Encontré
dos libros de Pedro Mairal (Buenos Aires, 1970) en Torreón, y esto, más haber leído
su nombre en dos o tres comentarios esporádicos de mis contactos en las redes
sociales, me dejan ver que, así sea de manera aún tibia, este narrador es uno
de los pocos argentos que en México han entrado al relevo de los mismos de
siempre (Borges, Cortázar, Sábato, Piglia, Valenzuela, Giardinelli…). A él podríamos
sumar, aunque también minoritariamente, a Eduardo Sacheri, Rodrigo Fresán, Claudia
Piñeiro, Mariana Enríquez, Kike Ferrari y algún otro como Martín Caparrós. No
incluyo en la lista, por razones obvias y aunque venda mucho acá, a Jorge Bucay
y a otros de similar calaña.
Decía
pues que Mairal ha comenzado a moverse en México y me da gusto, pues sin duda
se trata de un escritor más que atendible. Lo descubrí, como mucho de lo que
descubrimos hoy, en internet, cuando me topé con una de sus crónicas. Se
refería en ella, no sé si recuerdo bien, a una zona de Bogotá a la que el
adjetivo “sórdida” le queda chico. Me gustó su temple narrativo (la crónica es
básicamente narración) y la chispeante agilidad de su prosa. Luego conseguí su
novela Salvatierra, que no despertó
mi entusiasmo como sí lo hizo, apenas esta semana, La uruguaya (Emecé, México, 1921, 167 pp.), uno de sus títulos más
recientes.
Se
trata de una novela en apariencia sencilla, pero no lo es. Mairal ha logrado cuajar
en ella un relato vertiginoso y bien atravesado de momentos dignos de recuerdo.
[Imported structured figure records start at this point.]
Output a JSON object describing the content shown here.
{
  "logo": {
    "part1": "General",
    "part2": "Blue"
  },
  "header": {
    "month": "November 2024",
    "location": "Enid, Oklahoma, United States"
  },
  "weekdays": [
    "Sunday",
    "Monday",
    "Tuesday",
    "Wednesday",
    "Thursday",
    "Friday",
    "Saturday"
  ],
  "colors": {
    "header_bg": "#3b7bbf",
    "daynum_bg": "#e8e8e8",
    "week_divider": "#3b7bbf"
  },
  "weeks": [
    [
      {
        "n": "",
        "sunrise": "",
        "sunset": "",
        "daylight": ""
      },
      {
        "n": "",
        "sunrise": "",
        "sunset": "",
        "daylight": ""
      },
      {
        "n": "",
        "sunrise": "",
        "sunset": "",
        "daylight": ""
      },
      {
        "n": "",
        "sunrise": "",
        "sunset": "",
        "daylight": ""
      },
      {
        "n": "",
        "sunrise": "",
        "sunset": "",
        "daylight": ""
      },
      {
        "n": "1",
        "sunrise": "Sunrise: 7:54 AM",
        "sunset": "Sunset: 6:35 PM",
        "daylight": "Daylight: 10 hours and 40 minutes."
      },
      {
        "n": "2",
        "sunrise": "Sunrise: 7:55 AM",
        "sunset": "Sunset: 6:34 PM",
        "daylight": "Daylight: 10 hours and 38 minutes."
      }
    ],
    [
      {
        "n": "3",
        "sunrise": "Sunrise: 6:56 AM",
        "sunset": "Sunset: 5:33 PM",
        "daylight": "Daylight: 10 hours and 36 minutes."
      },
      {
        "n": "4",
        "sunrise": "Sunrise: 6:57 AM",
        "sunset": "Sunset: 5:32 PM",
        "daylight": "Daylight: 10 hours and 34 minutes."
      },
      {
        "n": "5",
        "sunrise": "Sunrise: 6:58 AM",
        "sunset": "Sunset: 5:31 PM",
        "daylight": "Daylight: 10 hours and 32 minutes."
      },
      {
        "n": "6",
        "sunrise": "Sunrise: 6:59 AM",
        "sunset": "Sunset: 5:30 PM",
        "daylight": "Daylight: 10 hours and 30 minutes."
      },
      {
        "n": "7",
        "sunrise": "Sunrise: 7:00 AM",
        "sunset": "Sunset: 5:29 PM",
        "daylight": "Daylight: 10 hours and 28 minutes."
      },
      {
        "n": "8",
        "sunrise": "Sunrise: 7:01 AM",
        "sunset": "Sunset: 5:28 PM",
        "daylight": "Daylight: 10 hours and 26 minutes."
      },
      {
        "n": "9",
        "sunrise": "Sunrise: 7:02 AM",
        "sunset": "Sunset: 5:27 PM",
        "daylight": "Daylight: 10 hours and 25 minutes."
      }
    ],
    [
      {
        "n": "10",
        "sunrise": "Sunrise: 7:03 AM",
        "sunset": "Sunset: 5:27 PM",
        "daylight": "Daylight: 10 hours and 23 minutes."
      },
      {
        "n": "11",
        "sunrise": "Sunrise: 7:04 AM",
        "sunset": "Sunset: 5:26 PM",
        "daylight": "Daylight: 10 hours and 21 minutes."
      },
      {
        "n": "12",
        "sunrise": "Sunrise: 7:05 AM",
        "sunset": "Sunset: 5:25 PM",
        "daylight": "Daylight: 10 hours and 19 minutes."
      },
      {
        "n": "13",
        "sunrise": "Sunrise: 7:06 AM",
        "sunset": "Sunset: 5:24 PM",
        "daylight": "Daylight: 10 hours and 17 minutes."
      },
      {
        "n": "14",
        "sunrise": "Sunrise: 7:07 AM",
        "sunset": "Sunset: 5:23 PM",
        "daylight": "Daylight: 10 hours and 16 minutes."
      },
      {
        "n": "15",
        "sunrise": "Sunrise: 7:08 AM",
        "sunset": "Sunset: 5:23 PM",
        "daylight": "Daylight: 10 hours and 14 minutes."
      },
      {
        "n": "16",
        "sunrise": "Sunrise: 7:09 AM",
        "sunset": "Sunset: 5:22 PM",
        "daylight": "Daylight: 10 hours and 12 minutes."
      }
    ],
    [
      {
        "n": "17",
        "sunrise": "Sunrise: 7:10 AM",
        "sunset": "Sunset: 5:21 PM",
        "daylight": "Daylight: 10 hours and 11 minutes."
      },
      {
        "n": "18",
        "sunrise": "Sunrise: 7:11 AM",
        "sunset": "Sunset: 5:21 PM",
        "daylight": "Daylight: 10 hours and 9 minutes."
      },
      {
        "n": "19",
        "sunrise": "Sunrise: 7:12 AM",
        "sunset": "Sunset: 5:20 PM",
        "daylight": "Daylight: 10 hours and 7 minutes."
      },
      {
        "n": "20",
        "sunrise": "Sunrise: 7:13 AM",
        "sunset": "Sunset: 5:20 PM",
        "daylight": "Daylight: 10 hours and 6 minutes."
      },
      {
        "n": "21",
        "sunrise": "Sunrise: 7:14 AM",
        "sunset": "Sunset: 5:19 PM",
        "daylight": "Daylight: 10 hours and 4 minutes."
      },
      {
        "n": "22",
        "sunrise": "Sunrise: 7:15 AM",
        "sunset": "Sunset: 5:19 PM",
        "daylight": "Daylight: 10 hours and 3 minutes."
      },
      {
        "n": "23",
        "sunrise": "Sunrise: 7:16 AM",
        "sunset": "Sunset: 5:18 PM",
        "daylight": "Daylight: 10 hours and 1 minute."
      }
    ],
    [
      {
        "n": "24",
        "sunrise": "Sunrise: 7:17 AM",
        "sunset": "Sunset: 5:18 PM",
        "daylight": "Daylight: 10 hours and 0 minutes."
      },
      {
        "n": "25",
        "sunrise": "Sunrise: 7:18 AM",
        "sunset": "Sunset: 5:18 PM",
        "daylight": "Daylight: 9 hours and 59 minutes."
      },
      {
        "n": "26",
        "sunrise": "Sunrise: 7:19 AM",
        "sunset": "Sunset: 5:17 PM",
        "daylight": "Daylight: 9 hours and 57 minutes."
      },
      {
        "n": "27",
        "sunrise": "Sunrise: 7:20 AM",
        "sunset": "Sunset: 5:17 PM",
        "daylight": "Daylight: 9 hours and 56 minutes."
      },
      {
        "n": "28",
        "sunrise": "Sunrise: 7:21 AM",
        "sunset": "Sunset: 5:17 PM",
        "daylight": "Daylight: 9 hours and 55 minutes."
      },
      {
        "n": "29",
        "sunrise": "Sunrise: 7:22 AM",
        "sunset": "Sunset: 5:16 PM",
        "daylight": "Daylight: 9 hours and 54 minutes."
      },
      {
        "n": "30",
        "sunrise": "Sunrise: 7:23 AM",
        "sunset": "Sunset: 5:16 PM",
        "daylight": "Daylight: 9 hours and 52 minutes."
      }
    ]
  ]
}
Casi se siente allí, por el oficio y la edad del protagonista, una especie de alter ego del autor, pero ya sabemos que
establecer este correlato nunca es pertinente. Lucas Pereyra ha pasado de los
cuarenta años; es esposo de Catalina y padre de Maiko. Reconoce que su vida se
ha convertido, a tal altura del partido, en una calamidad sobre todo en lo
económico y lo literario, así que es, siente, de esos escritores que no
escriben porque no tienen dinero o no tienen dinero porque no escriben. Tapado
de deudas, al fin consigue un anticipo por la hechura de dos libros, uno de
crónicas y una novela. Pide que el adelanto en dólares le sea entregado en
Montevideo por dos razones: para luego cambiarlo más ventajosamente en el
mercado negro de Buenos Aires y para ver a Magalí Guerra Zabala, una linda uruguaya
a la que conoció en un encuentro de escritores y de la cual quedó más excitado
que un perro en días de combate.
Su
matrimonio con Cata hace agua, y de hecho presiente que ella lo engaña con un médico.
A la manera joyceana, la novela narra un solo día. Lucas despierta en Buenos
Aires, toma el buquebús hacia Montevideo y ya allí comienza su recorrido por el
banco, su encuentro con Magalí (a quien llama “Guerra”) y todas las pequeñas
peripecias en la capital charrúa. Del presente se pespuntea al pasado lejano o
reciente del protagonista, a todos los pliegues de una vida zozobrante en el
amor, el dinero y el arte hasta derivar en el apaleado regreso a Buenos Aires que
cierra perfectamente la narración. Poco después, ya en el inevitable desastre,
Lucas escribe lo que leímos en La
uruguaya como una explicación no tanto para Cata, sino para él mismo. Su
derrota es, vista desde otro ángulo, una victoria: “Estaba hecho mierda,
derrotado, pero invencible”, dice y tiene razón, pues cuando se toca fondo ya nada nos puede hundir más.
Un detalle final: no es poco valioso el humor amargo/dulzón que impregna toda esta muy muy buena novela de Pedro Mairal.